Sunday 23 October 2016

Movie Review: The Call (2013)


A high concept thriller with some horror elements, The Call carries echoes of the 1990s in its basic simplicity, but delivers better than expected entertainment.

In Los Angeles, Jordan Turner (Halle Berry) is a 911 operator. She receives a frantic call for help from a girl threatened by a home invasion in progress. Despite Jordan's best efforts the girl is murdered, sending Jordan into a depression. Months later, Jordan receives a cell phone call from Casey Welson (Abigail Breslin), another young girl who has just been abducted by an unknown assailant and stuffed into the trunk of a car, now speeding down the freeway.

Jordan has to pull herself together, face her demons and try to help Casey avoid a horrible fate. The cell phone is a disposable unit lacking a locator signal, so Jordan prompts Casey to attract attention in various ways, including kicking out the car's taillight. Gradually emergency responders, including Jordan's police officer boyfriend Paul Phillips (Morris Chestnut), start zeroing in on the moving car, but the kidnapper Michael Foster (Michael Eklund) is a deeply disturbed and dangerous man, with abominable plans in store for Casey.

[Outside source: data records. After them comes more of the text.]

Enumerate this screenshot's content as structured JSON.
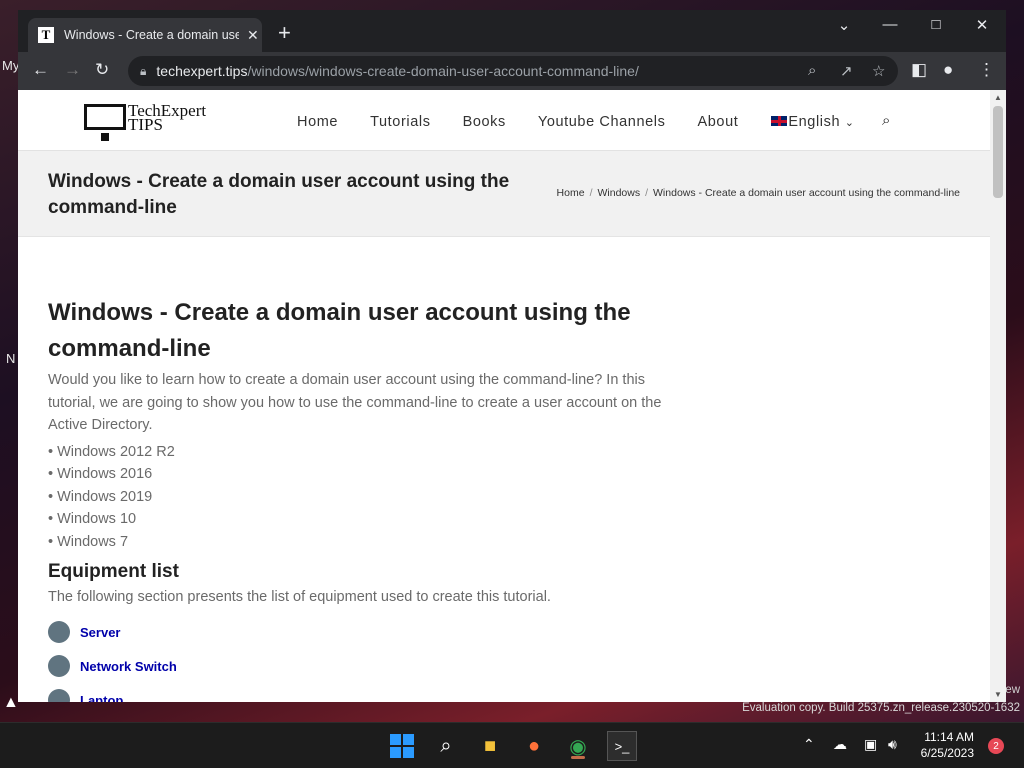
{
  "desktop": {
    "left_text_1": "My",
    "left_text_2": "N",
    "eval_suffix": "ew",
    "eval_text": "Evaluation copy. Build 25375.zn_release.230520-1632"
  },
  "browser": {
    "tab_title": "Windows - Create a domain user account using the command-line",
    "tab_icon_letter": "T",
    "url_host": "techexpert.tips",
    "url_path": "/windows/windows-create-domain-user-account-command-line/"
  },
  "site": {
    "logo_line1": "TechExpert",
    "logo_line2": "TIPS",
    "menu": [
      "Home",
      "Tutorials",
      "Books",
      "Youtube Channels",
      "About"
    ],
    "language": "English",
    "banner_title": "Windows - Create a domain user account using the command-line",
    "breadcrumbs": [
      "Home",
      "Windows",
      "Windows - Create a domain user account using the command-line"
    ]
  },
  "article": {
    "title": "Windows - Create a domain user account using the command-line",
    "intro": "Would you like to learn how to create a domain user account using the command-line? In this tutorial, we are going to show you how to use the command-line to create a user account on the Active Directory.",
    "os_list": [
      "• Windows 2012 R2",
      "• Windows 2016",
      "• Windows 2019",
      "• Windows 10",
      "• Windows 7"
    ],
    "equipment_heading": "Equipment list",
    "equipment_intro": "The following section presents the list of equipment used to create this tutorial.",
    "equipment": [
      "Server",
      "Network Switch",
      "Laptop"
    ]
  },
  "taskbar": {
    "time": "11:14 AM",
    "date": "6/25/2023",
    "notifications": "2"
  },
  "colors": {
    "link": "#0000aa",
    "equipment_dot": "#607480",
    "chrome_dark": "#202124"
  }
}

An independent production directed by Brad Anderson, The Call carves out refreshingly original territory in the tired woman-in-distress thriller genre. The heroine is a 911 dispatcher, and the command centre is "the Hive" where all the calls come in and operators deal with brutal levels of stress on a daily basis. The film humanizes what is often a dispassionate, peripheral voice in all other cop movies, and Jordan Turner gives heart and emotion to the people exposed in real time to society's worst crises.

The first two thirds of the film stick close to the trauma of Jordan dealing with the crushing blow of the opening murder, and then crawling over the shards of her self doubt to try and help Casey survive long enough for a rescue to be mounted. The bond between 911 operator and kidnap victim is at the core of the film, and Anderson does an excellent job creating palpable edge-of-panic on both sides of the phone. Jordan is Casey's only hope to live, and Casey is Jordan's only chance at redemption, and the two women establish an unspoken but potent pact of mutual dependence.

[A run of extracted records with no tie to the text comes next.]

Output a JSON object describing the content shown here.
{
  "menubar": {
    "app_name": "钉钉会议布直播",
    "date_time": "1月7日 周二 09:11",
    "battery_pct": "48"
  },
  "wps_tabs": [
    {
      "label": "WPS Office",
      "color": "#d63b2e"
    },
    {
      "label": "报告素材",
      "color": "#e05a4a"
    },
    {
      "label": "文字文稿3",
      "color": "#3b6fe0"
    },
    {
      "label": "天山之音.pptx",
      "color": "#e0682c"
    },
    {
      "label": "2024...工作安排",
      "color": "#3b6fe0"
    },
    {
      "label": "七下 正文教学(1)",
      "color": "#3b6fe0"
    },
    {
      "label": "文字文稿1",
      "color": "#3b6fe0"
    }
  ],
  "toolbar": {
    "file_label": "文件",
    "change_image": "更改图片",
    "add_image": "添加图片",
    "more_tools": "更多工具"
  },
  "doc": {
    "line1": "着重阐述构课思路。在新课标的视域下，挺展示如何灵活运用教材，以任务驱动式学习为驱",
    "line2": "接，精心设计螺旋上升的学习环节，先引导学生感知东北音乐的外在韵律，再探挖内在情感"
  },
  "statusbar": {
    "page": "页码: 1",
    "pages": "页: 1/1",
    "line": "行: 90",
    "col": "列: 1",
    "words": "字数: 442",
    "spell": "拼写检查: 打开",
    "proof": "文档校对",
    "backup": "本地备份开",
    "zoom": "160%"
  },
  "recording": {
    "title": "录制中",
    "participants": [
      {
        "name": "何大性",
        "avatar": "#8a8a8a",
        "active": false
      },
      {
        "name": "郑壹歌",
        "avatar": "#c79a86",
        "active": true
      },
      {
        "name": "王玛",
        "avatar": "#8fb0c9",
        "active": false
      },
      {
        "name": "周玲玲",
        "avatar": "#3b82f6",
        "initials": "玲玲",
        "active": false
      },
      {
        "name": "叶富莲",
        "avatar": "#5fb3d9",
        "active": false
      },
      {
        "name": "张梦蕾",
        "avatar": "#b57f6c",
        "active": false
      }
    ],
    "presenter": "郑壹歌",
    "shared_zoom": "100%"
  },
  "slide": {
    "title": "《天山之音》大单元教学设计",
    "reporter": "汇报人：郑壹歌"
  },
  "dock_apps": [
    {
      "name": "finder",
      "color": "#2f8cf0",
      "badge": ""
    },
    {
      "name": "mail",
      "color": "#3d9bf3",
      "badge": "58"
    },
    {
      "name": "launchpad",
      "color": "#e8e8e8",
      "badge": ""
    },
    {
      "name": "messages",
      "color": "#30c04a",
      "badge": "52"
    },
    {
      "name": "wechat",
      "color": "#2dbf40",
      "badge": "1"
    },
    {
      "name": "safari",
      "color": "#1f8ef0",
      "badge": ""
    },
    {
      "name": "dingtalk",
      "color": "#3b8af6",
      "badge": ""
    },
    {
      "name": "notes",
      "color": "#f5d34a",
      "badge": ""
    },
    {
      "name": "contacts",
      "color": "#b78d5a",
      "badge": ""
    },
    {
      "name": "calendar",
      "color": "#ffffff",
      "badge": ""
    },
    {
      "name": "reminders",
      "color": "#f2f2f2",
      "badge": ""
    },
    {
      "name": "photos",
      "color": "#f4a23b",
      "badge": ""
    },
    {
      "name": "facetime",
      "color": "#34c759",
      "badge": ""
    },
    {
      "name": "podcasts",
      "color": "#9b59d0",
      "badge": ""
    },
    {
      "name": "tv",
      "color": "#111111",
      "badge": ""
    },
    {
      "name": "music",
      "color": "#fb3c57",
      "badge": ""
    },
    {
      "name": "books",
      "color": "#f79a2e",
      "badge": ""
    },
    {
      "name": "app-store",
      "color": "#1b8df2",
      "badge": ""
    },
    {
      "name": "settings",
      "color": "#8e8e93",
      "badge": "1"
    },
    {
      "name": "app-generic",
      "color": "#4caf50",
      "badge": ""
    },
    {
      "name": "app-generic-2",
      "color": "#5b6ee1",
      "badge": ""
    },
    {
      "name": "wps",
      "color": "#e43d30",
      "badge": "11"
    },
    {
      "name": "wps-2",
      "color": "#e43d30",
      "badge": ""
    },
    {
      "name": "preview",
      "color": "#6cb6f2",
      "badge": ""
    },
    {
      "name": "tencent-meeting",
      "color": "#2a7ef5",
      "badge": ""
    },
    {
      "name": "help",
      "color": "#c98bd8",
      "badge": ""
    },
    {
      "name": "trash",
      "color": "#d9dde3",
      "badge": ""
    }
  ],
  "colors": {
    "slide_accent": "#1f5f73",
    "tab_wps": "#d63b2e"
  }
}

From there the film dances with the dark edges of outright horror, as the perpetrator Michael Foster is coloured in and emerges as quite the monster, with a deranged mind and a twisted past. But Anderson eventually surrenders to the pull of more routine fare. Jordan leaves the Hive to get personally involved, the film abandons its creative premise in favour of a familiar climax, complete with typical plot holes and all the cliches that emerge when a vulnerable woman clashes with a manic killer.

Halle Berry and Abigail Breslin make for an effective screen pairing, both unleashing satisfying doses of consternation, fury and resiliency without crossing the line into ridiculous heroics. Neither of their characters is provided with too much depth, but together they carry the torch for women willing to fight back as best as they know how.

The Call may evoke an earlier generation of thrillers, but carries enough honesty to stay on the line.